For natural gas report week, April 8, 2020, the EIA reported a net increase in storage of 38 Bcf, exceeding forecasts of injections ranging from 15 Bcf to 33 Bcf. Last year for the same week there was an injection of 25 Bcf and the five-year average is an injection of 6 Bcf.
Working gas in storage was 2,024 Bcf as of Friday, April 3rd, 2020 per EIA estimates. Inventory was reported at 876 Bcf (76.3%) higher than last year for the same week and 324 Bcf (19.1%) more than the five-year average of 1,700 Bcf.
Natural Gas Market Recap
May NYMEX
Settled Wednesday at $1.783/Dth down 6.9 cents from Tuesday’s close at $1.852/Dth.
12 Month Strip
Settled Wednesday at $2.346/Dth, up 13.2 cents from the prior week.
Seasonal Strips
The summer strip (MAY19-OCT19) settled Wednesday at $2.030/Dth, up 16.5 cents from the week prior. The winter strip (NOV19-MAR20) settled Wednesday at $2.705/Dth, up 10.6 cents from last week.
Natural Gas Weekly
Natural Gas Report – April 8, 2020
Natural Gas Fundamentals
Prompt month prices fell in response to this week’s bearish EIA storage report which came in well above last year’s injection and the five-year average.
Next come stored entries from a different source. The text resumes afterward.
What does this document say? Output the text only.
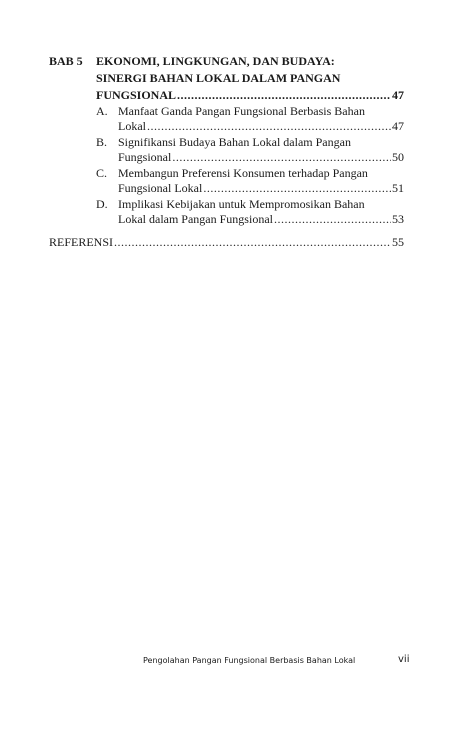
BAB 5 EKONOMI, LINGKUNGAN, DAN BUDAYA:
SINERGI BAHAN LOKAL DALAM PANGAN
FUNGSIONAL .....	47
A. Manfaat Ganda Pangan Fungsional Berbasis Bahan
Lokal .....	47
B. Signifikansi Budaya Bahan Lokal dalam Pangan
Fungsional .....	50
C. Membangun Preferensi Konsumen terhadap Pangan
Fungsional Lokal .....	51
D. Implikasi Kebijakan untuk Mempromosikan Bahan
Lokal dalam Pangan Fungsional .....	53
REFERENSI .....	55
Pengolahan Pangan Fungsional Berbasis Bahan Lokal	vii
The drop follows a week of gains prompted by possible production cuts. Even though production fell by 1.5 Bcf/d by midweek, it’s still up more than 2.5 Bcf/d over last year. Demand remained steady from last week. The slight increase in power burn was offset by a drop in residential-commercial consumption due to warmer weather across the report week. That trend is expected to reverse as below-normal temperatures are expected for the next two weeks. Declining production and lower temperatures will likely yield bullish storage numbers through the end of April. That may give prompt month prices some support.
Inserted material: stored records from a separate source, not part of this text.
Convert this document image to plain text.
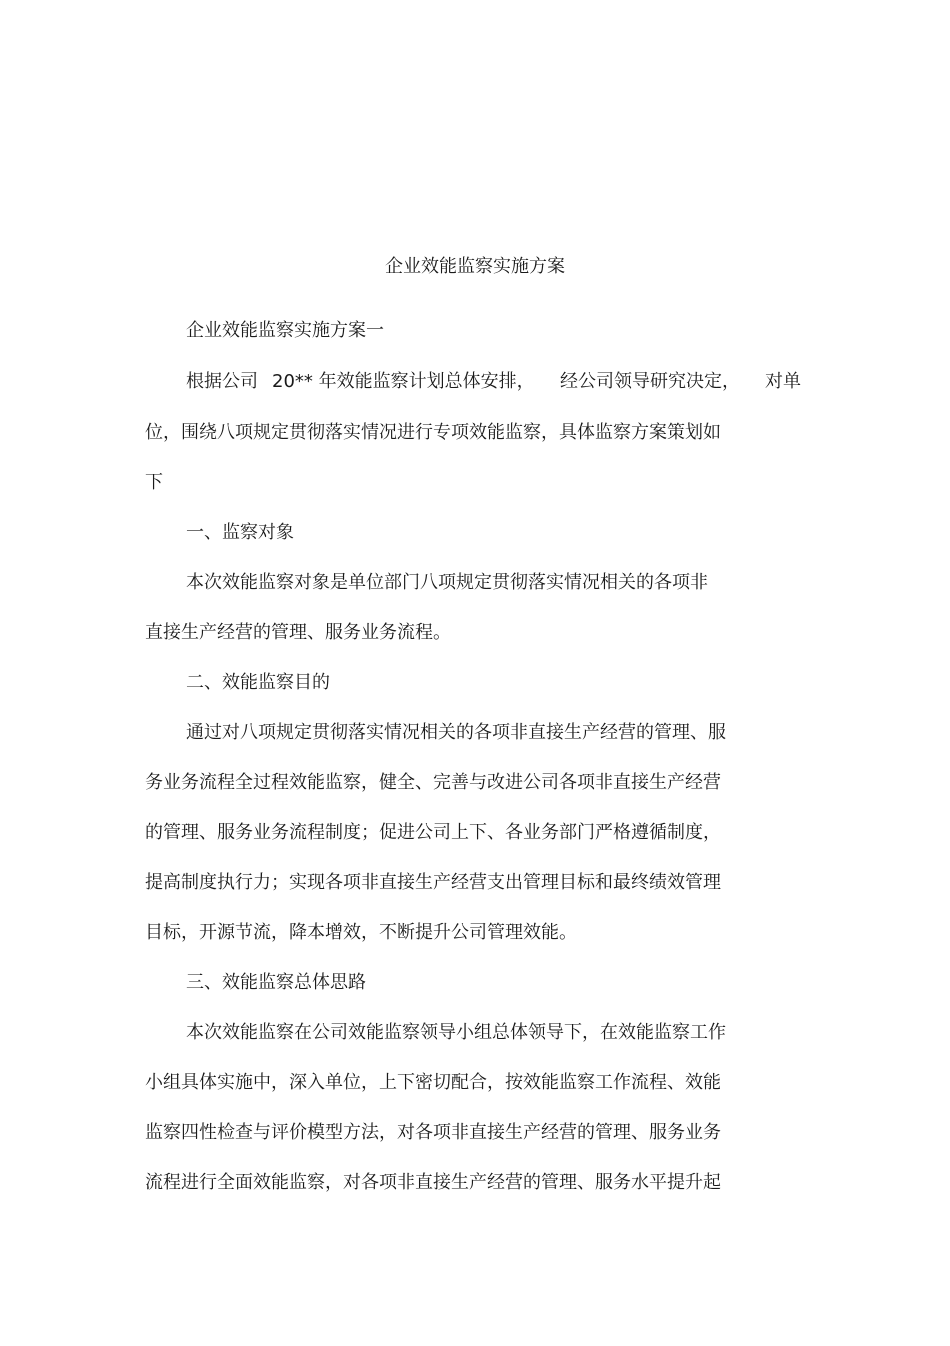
企业效能监察实施方案
企业效能监察实施方案一
根据公司 20** 年效能监察计划总体安排， 经公司领导研究决定， 对单
位，围绕八项规定贯彻落实情况进行专项效能监察，具体监察方案策划如
下
一、监察对象
本次效能监察对象是单位部门八项规定贯彻落实情况相关的各项非
直接生产经营的管理、服务业务流程。
二、效能监察目的
通过对八项规定贯彻落实情况相关的各项非直接生产经营的管理、服
务业务流程全过程效能监察，健全、完善与改进公司各项非直接生产经营
的管理、服务业务流程制度；促进公司上下、各业务部门严格遵循制度，
提高制度执行力；实现各项非直接生产经营支出管理目标和最终绩效管理
目标，开源节流，降本增效，不断提升公司管理效能。
三、效能监察总体思路
本次效能监察在公司效能监察领导小组总体领导下，在效能监察工作
小组具体实施中，深入单位，上下密切配合，按效能监察工作流程、效能
监察四性检查与评价模型方法，对各项非直接生产经营的管理、服务业务
流程进行全面效能监察，对各项非直接生产经营的管理、服务水平提升起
Higher Natural Gas Prices On The Horizon?
A recent report by Forbes indicates higher natural gas prices are likely by the end of 2020. “American producers’ response to low crude prices, including shutting in uneconomic wells and slashing drilling capital budgets by 30 percent and even 50 percent, will have a dramatic effect on domestic natural gas output as well as oil. Roughly 40 percent of U.S. gas production is so-called ‘associated gas,’ a byproduct of drilling for oil.” With expectations for natural gas production cuts by as much as 6 Bcf/d, gas markets could “go from being long during the summer months to being very short by the winter of 2020-2021.” Analysts suggest natural gas
prices could double by winter. This would stabilize America’s oil and gas industry which supports 4.5 million jobs for independent producers alone.
The currently backwardated market hints at the credibility of this forecast with 2021 calendar strips outpricing 2023. With a tentative ceasefire called in the Saudi-Russia oil war, the reduction of 20 million barrels of oil per day will alleviate immediate storage concerns. Nonetheless, the drop is unlikely to provide significant help for a heavily oversupplied market amid obliterated demand. To this end, production cuts are expected to continue.
Drastic Declines in Electricity Demand a Harbinger of Recession?
The New York Times examined the correlation between declines in electricity consumption and economic downturn. They asserted, “New data on electricity use in the past three weeks suggest a sharp decline in U.S. economic activity on par with that of the Great Recession. It may already be the deepest downturn since the Great Depression; it is certainly the fastest.” While the comparison is, in part, informed by history, recent history hasn’t experienced anything like the current pandemic. You can read the entire article here.
Independent of precise economic impact, declining demand for electricity may mean more trouble for an
oversupplied natural gas market. Outpacing coal and nuclear, a significant amount of natural gas is absorbed for electricity generation.